Ahora tiene novia, una auxiliar de vuelo, y visita con frecuencia a su familia en Nariño a pesar del frío y de sentir que a veces son sobre protectores con él. Asegura que el profesor Moncayo fue amenazado hace un tiempo. ¿Por quién? “Es muy verraco responder eso”.

La mayor parte de la semana llega a trabajar al Batallón de Apoyo de Servicios para la Educación Militar. Al ser liberado, al contrario de lo que muchos pensaban, no se retiró de las Fuerzas Militares, porque quería ayudar en el conocimiento del enemigo. Sus planes cambiaron y ahora es el administrador de la plataforma virtual del batallón. Es curioso, pues la tecnología es lo que más trabajo le ha costado. “Me siento en desventaja con respecto a mis compañeros. Es que el secuestro fue un lapso, una laguna. Uno allá pierde su identidad”.

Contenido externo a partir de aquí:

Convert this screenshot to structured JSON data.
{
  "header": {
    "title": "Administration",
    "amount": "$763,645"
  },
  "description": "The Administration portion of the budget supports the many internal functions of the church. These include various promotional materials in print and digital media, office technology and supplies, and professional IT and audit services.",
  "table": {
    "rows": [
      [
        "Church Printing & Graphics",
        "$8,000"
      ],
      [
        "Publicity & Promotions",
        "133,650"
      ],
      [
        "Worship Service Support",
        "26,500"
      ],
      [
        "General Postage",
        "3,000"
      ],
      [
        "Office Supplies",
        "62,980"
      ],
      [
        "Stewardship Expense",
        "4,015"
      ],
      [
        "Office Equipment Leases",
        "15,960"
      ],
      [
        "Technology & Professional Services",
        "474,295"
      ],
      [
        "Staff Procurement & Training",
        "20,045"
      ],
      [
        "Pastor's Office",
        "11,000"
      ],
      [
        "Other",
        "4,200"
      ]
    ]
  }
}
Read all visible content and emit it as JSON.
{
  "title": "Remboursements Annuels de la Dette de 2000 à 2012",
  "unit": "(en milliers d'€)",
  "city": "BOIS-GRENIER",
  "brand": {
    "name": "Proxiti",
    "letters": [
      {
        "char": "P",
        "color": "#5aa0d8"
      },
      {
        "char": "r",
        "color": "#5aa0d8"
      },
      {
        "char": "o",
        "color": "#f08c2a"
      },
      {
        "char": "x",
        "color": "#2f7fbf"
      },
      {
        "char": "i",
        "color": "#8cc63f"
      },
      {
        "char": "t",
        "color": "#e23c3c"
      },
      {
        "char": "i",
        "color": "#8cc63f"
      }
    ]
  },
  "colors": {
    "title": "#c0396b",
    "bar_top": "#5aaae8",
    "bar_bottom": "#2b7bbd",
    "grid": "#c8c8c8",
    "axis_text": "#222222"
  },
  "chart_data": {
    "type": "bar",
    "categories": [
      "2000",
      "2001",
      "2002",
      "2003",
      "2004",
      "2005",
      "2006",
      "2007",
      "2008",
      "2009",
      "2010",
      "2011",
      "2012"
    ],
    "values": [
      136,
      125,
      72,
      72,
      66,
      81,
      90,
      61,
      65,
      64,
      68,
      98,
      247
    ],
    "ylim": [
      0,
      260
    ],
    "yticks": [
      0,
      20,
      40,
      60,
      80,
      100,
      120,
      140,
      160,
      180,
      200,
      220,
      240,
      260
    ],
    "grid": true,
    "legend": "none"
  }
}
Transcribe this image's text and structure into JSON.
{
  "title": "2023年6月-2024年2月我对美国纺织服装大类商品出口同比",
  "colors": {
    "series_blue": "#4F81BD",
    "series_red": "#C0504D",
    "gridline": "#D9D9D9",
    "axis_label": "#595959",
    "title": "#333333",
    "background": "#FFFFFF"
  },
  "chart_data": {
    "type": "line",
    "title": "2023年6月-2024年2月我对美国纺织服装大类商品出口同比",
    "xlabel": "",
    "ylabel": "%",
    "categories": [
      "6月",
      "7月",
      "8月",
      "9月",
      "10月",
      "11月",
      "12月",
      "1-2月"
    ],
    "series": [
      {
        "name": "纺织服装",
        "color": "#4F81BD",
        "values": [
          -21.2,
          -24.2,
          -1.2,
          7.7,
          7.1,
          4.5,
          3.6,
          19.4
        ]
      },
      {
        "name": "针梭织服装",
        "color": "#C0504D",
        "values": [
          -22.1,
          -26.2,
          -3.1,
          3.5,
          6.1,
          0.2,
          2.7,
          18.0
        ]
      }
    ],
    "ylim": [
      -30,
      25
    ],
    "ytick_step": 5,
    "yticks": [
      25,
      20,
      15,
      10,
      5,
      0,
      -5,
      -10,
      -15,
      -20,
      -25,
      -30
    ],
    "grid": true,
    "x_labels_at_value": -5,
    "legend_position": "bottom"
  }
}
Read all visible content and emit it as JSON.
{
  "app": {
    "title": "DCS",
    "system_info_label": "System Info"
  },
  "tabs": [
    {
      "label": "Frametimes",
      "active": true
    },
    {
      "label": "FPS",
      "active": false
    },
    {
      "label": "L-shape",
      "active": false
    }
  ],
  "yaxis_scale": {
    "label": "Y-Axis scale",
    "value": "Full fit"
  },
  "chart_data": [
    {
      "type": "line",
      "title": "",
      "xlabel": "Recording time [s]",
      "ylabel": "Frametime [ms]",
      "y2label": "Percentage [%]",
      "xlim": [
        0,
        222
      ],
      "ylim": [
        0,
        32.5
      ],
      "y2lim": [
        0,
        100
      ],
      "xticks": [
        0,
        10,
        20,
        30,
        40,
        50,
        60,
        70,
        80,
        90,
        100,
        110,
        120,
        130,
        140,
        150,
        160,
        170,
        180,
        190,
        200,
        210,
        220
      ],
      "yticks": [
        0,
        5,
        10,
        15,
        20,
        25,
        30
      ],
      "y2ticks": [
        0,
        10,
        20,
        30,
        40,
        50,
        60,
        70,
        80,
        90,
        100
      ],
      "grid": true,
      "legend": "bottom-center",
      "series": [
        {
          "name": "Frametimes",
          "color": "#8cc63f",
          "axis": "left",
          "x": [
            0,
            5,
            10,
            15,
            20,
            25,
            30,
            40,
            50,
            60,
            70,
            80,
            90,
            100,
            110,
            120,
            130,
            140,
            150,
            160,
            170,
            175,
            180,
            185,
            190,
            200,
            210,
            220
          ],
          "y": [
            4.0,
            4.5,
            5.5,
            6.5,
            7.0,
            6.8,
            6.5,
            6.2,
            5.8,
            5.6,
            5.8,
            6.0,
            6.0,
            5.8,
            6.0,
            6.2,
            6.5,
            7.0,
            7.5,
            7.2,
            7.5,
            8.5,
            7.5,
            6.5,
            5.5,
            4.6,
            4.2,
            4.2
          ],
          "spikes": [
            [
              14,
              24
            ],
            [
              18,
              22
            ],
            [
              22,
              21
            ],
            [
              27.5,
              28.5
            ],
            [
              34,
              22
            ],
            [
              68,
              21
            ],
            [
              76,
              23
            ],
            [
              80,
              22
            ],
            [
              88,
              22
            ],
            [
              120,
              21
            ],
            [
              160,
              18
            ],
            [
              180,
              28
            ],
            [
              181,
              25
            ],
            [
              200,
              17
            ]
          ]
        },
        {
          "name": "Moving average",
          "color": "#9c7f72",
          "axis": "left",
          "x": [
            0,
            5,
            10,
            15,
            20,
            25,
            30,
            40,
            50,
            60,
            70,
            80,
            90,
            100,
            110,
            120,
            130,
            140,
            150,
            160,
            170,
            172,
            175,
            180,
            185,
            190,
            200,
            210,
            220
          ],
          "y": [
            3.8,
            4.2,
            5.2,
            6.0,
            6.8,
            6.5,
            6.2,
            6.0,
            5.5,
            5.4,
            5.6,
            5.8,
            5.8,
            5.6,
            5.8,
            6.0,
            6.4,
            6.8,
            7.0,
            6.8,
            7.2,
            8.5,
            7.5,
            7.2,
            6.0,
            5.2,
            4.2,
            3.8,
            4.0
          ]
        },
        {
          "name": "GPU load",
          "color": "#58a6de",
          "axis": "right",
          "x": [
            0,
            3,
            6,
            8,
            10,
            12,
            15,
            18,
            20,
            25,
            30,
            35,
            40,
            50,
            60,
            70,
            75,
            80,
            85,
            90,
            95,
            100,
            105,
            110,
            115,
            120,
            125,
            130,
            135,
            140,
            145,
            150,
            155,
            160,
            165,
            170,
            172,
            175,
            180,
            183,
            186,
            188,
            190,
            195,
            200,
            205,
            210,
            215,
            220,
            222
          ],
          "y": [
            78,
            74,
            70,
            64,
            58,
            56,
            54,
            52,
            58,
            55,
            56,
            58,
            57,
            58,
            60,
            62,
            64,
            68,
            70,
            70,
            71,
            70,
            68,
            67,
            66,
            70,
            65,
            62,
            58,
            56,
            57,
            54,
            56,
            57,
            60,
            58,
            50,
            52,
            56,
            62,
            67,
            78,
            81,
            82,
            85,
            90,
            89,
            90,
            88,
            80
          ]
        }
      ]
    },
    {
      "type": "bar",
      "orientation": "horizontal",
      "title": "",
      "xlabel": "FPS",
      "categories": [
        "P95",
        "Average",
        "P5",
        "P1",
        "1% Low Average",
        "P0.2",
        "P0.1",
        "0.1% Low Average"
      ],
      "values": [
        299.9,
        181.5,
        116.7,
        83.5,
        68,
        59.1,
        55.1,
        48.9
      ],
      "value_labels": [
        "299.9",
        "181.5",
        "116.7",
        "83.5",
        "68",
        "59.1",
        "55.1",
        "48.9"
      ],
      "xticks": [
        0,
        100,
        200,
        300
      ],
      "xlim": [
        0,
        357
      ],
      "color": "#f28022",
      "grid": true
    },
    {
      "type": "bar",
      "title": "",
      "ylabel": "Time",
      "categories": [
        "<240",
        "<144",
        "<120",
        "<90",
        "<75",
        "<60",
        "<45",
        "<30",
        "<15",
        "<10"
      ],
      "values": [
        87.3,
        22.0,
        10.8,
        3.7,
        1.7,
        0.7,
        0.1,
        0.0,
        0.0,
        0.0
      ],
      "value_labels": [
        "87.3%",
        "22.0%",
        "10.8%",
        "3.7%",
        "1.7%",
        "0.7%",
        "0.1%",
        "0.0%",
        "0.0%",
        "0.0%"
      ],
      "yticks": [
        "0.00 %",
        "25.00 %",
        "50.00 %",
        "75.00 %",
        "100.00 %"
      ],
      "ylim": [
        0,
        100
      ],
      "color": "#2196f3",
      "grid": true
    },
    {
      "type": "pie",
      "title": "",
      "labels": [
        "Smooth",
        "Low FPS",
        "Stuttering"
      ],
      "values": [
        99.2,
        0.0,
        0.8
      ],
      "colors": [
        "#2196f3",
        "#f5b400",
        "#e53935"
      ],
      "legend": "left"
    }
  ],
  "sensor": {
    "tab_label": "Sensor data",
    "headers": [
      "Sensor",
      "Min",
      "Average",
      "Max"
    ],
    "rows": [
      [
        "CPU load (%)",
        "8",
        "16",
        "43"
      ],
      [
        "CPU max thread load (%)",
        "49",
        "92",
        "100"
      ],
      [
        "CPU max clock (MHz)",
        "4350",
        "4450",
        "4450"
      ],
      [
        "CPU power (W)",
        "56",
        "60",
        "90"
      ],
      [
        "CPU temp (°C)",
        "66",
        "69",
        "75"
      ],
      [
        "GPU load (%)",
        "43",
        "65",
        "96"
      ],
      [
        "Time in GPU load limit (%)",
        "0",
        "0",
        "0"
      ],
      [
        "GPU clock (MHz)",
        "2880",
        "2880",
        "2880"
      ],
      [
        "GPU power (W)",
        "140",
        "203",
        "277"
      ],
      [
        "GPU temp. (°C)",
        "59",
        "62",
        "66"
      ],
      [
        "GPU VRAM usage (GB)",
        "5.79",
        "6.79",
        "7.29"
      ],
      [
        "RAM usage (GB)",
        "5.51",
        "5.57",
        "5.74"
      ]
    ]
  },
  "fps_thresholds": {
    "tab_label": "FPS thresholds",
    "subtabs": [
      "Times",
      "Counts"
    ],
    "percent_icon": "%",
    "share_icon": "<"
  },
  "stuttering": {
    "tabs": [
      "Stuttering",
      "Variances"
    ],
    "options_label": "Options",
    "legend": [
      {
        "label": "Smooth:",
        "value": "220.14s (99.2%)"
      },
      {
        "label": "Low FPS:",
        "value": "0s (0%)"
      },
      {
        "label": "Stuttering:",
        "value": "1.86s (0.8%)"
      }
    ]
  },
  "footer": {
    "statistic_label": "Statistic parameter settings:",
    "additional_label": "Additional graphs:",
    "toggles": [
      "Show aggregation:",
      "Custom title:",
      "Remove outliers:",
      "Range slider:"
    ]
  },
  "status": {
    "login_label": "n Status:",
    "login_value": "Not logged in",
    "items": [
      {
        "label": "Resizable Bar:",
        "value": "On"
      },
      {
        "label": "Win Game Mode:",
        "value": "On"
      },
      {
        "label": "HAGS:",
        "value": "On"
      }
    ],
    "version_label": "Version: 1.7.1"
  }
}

En dos años podrá pensionarse y entonces buscará su verdadera pasión: los idiomas. Meses después de su liberación viajó por Francia e Italia, donde realizó un curso en resolución de conflictos y fue traductor de inglés e italiano. Ahora también está aprendiendo alemán. Su ambición es irse del país para seguir estudiando.

No extraña las cadenas, pero extraña la selva. ¿Cómo es posible añorar una prisión? Porque también fue su casa, o la universidad que recibió a un joven de 21 años que estudiaba ingeniería electrónica y despidió a un hombre de 33 que ya no le gustaba celebrar la navidad, no toleraba la leche, tenía problemas en la rodilla, caminaba diferente, amaba diferente. Que había olvidado la libertad, esa palabra.